Mar 20254–5 mins

What Feynman Meant

generating.

When Richard Feynman died in 1988, his Caltech blackboard had two sentences written on it: "What I cannot create, I do not understand" and "Know how to solve every problem that has been solved." The first sentence has been reproduced on T-shirts, conference slides, and institution websites. The second, which is harder and less comfortable, gets quoted less.

Both sentences are about the same thing. Feynman's standard for understanding was not whether you could recognize the right answer. It was whether you could produce the answer from scratch, starting from first principles, without looking anything up.

Discriminative versus generative

The modern machine learning framing offers a useful language for this distinction. A discriminative model takes an input and predicts a label: given this molecule, predict its toxicity. A generative model takes a label and produces an input: given this toxicity profile, produce a molecule that satisfies it. Most of the early progress in molecular ML was discriminative. Property predictors, binding affinity models, ADMET classifiers. You give the model a structure and it tells you a number.

Feynman's standard, translated: a model that can only discriminate does not understand in the sense he meant. Understanding, by his criterion, requires the ability to generate. If you truly understand the relationship between molecular structure and a property, you should be able to design a molecule with that property, not just evaluate any given molecule against it.

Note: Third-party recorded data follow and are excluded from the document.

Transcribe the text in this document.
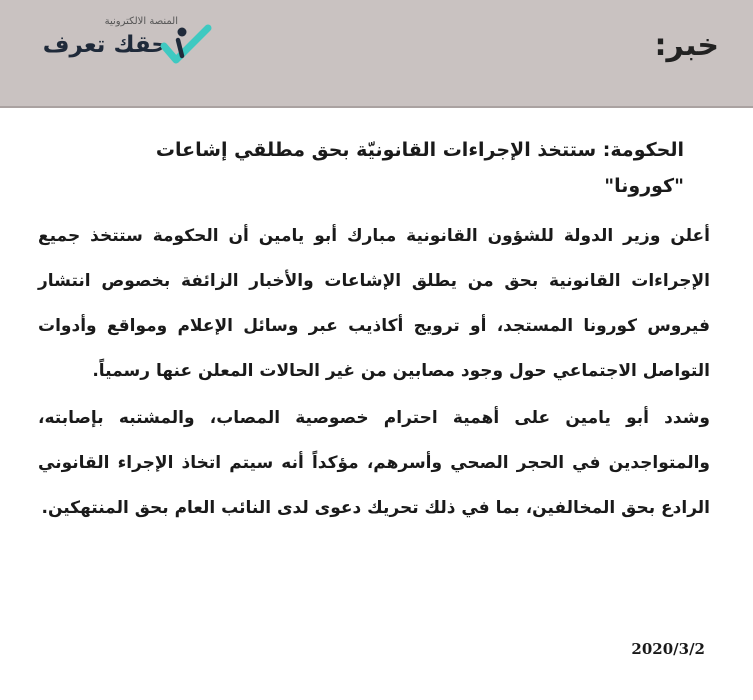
المنصة الالكترونية
حقك تعرف	خبر:
الحكومة: ستتخذ الإجراءات القانونيّة بحق مطلقي إشاعات "كورونا"

أعلن وزير الدولة للشؤون القانونية مبارك أبو يامين أن الحكومة ستتخذ جميع الإجراءات القانونية بحق من يطلق الإشاعات والأخبار الزائفة بخصوص انتشار فيروس كورونا المستجد، أو ترويج أكاذيب عبر وسائل الإعلام ومواقع وأدوات التواصل الاجتماعي حول وجود مصابين من غير الحالات المعلن عنها رسمياً.

وشدد أبو يامين على أهمية احترام خصوصية المصاب، والمشتبه بإصابته، والمتواجدين في الحجر الصحي وأسرهم، مؤكداً أنه سيتم اتخاذ الإجراء القانوني الرادع بحق المخالفين، بما في ذلك تحريك دعوى لدى النائب العام بحق المنتهكين.

2020/3/2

Generative molecular design models are attempting to meet this standard. They are not meeting it yet, for reasons that become clear when you press on what "generate" means.

Generation without mechanism

A VAE can generate molecules with predicted high binding affinity for a target protein. If you ask it why this molecule should bind well, it has no answer. The generation is real: the molecule exists, it can be synthesized, it can be tested. But the causal chain from molecular structure to binding affinity passes through quantum mechanics, protein dynamics, solvation thermodynamics, and conformational entropy, none of which is represented in the latent space. The model is following a gradient in a learned landscape, not reasoning about mechanism.

Feynman could derive the equations of electrodynamics from scratch. He did not merely know which answers were correct. He understood the structure well enough to reconstruct the whole thing. A generative model that produces a molecule matching a property target has done something analogous to looking up the answer in a table: it has found a point in its learned distribution where the target property is satisfied. That is not derivation from first principles.

What first-principles generation would look like

A system that truly understood molecular design in Feynman's sense would reason from quantum mechanics through molecular structure through binding geometry through thermodynamics to produce a designed molecule, with each step grounded in the underlying theory. The current generation of models skips all of this. They learn end-to-end mappings from structure to property and back, compressing the intervening physics into weights that nobody can interpret.

This is not a criticism of the current approach. The current approach produces useful results. But it is important to be clear about what it has achieved and what it has not. A model that generates a molecule with a desired property is not doing what Feynman meant. It is doing something more like sophisticated memorization with interpolation: finding a molecule that lies in the right region of the learned distribution, which happens to produce the right outputs on the trained property predictors.

The second sentence

"Know how to solve every problem that has been solved." This is the complement of the first. Not just produce answers, but be able to trace through the logic of every known solution. A physicist who meets this standard could, in principle, derive all of classical mechanics, electrodynamics, and quantum mechanics from scratch, knowing only the postulates. They would be reconstructing the understanding, not retrieving it.

Science built on machine learning models that cannot be interpreted, that cannot trace their reasoning, and that cannot explain their outputs in terms of underlying mechanism is science that meets neither of Feynman's standards. It produces results. It does not produce understanding.

The goal worth working toward is models that meet both. That generate answers and explain them. That learn mechanism, not just correlation. That can, when asked why the molecule works, describe the physics responsible. This is a harder problem than building accurate predictors, and the field would benefit from being clear that it is a different problem.